O escritor fala “a língua de todo mundo”, apenas com um domínio técnico que vai além – às vezes imensuravelmente além – das possibilidades do usuário comum.

O domínio que ele tem da língua também não é o do gramático, do filólogo ou do linguista, para os quais ela se constitui, como todo objeto científico, de uma ocasião de passagem da experiência individual concreta às generalidades racionais da ciência.

Exatamente ao contrário, o que ele busca na língua é o uso mais individualizado que possa fazer dela, às vezes tão individualizado – como no caso de James Joyce ou Guimarães Rosa – que ele parece estar falando uma outra língua que não a de uso geral.

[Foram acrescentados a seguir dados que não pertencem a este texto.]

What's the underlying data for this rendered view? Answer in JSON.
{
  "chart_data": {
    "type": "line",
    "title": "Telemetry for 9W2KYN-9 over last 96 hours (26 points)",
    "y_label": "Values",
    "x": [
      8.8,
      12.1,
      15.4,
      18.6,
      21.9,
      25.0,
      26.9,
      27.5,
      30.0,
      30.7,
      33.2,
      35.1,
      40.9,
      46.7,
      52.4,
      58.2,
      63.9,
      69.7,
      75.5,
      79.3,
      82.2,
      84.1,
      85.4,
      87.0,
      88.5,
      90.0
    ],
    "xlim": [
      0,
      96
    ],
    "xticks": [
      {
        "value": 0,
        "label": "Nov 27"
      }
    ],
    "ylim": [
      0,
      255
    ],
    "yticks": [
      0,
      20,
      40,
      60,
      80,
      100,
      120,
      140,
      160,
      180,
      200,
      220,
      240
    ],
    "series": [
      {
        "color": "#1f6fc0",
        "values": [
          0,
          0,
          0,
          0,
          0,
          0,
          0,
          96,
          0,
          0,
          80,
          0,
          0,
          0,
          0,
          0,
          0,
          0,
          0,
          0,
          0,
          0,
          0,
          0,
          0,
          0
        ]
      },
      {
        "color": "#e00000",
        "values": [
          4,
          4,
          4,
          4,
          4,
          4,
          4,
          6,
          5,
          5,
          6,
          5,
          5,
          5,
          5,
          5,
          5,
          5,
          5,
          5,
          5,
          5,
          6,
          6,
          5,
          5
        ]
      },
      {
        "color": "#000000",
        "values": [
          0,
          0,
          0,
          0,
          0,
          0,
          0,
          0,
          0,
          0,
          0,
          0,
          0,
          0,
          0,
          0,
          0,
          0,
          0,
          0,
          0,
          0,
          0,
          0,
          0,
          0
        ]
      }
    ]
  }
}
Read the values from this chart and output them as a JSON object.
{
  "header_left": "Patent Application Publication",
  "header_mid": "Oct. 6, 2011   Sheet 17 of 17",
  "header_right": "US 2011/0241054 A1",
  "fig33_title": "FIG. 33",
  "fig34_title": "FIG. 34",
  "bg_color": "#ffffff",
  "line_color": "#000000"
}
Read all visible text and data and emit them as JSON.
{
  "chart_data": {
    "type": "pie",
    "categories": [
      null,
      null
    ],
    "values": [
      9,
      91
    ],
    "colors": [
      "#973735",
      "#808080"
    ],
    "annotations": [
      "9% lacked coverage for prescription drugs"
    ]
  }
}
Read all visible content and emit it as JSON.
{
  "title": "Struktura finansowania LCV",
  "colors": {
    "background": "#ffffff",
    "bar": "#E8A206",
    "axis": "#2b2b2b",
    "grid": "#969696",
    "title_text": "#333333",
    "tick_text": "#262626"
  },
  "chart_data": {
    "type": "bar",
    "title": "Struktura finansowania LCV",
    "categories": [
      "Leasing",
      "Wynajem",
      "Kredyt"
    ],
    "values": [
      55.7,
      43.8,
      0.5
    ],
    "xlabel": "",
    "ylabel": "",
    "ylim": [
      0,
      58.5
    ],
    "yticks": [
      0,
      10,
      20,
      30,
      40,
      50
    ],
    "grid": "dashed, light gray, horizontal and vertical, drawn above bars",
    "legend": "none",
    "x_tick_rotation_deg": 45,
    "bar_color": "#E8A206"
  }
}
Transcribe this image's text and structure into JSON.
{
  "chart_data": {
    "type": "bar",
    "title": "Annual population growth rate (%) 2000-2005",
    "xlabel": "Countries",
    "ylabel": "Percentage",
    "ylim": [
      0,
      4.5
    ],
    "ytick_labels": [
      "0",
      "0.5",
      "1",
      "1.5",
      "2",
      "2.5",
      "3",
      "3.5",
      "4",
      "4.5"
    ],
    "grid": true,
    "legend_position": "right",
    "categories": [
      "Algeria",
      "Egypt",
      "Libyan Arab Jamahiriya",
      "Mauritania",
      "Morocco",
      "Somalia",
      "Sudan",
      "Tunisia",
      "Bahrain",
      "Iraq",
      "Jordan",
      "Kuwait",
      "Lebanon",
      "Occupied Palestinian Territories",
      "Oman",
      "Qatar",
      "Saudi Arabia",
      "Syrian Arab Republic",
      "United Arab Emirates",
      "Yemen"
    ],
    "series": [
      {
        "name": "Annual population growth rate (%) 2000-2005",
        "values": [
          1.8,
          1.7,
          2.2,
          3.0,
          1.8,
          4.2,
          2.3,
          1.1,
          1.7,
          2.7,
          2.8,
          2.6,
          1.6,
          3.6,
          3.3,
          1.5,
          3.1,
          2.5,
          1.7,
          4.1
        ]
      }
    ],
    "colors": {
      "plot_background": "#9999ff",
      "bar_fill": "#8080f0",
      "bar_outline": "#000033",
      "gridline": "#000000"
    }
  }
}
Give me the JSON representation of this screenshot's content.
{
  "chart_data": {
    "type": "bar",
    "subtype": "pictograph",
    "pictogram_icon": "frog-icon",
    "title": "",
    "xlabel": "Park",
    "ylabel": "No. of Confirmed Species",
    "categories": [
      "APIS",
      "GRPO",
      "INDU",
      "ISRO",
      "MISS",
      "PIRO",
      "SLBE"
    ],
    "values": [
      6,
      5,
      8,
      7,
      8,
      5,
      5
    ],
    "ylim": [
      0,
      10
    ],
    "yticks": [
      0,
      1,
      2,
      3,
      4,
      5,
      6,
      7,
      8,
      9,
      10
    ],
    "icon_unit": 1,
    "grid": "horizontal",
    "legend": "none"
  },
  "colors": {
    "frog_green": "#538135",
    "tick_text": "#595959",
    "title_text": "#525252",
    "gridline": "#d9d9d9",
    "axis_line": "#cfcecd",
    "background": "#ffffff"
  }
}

Nas crenças do nosso universo escolar e midiático, a linguagem das ciências e técnicas – aí incluída, sabe-se lá por quê, a da própria mídia – expressa as realidades do universo material, enquanto a da literatura apreende apenas o mundo subjetivo das emoções e sentimentos.

Mas isso é o oposto do que a experiência nos mostra. A língua das ciências e técnicas compõe-se de signos associados a significados permanentes e estáveis, sem os quais toda comunicação científica seria impossível. Essa fixidez e estabilidade são o que dão ao usuário a impressão de estar falando da realidade propriamente dita; impressão ilusória que toma a pressão da autoridade social pelo impacto da realidade. Na verdade, a conexão do universo semântico da ciência e das técnicas com o da realidade só poderia ser de identidade caso a ciência tivesse alcançado o domínio total do seu objeto, o que obviamente é apenas um ideal, para não dizer um sonho, que talvez – e muito provavelmente — não será realizado nunca.

A literatura, ao contrário, não tem nenhuma ambição de “expressar a realidade”, mas a de explorar o imenso abismo que se abre entre linguagem e realidade – ou, mais amplamente, entre o conhecer e o ser. Eis por que a literatura pode penetrar em territórios que são inacessíveis à ciência e à técnica.

Se a linguagem científica é um vocabulário estável, ilimitadamente repetível, só utilizável portanto dentro de circunstâncias determinadas e socialmente regulamentadas, a linguagem literária é, ao contrário, a permanente abertura a toda a ilimitada riqueza semântica que nos dá uma idéia aproximada – a única idéia aproximada – do infinito que nos envolve e contém.

É lógico, portanto, que a linguagem literária não exclua a linguagem científica, mas a abranja e inclua como um de seus subcódigos. A linguagem científica, ao contrário, exclui por hipótese a flexibilidade literária, chegando a considerá-la o seu mais letal concorrente e inimigo.

A linguagem literária é, obviamente, aberta; a científica, fechada. Aberta para a infinidade de situações e nuances da experiência real; fechada para uso exclusivo na comunicação entre um grupo determinado de profissionais sobre os objetos costumeiros do seu campo de interesses.

Portanto, é óbvio que uma pessoa bem treinada na linguagem literária se adapta facilmente ao uso de quaisquer linguagens tecnocietíficas, que no fundo não são senão variações parciais da sua própria, concebidas para o emprego em contextos limitados. A recíproca não é verdadeira.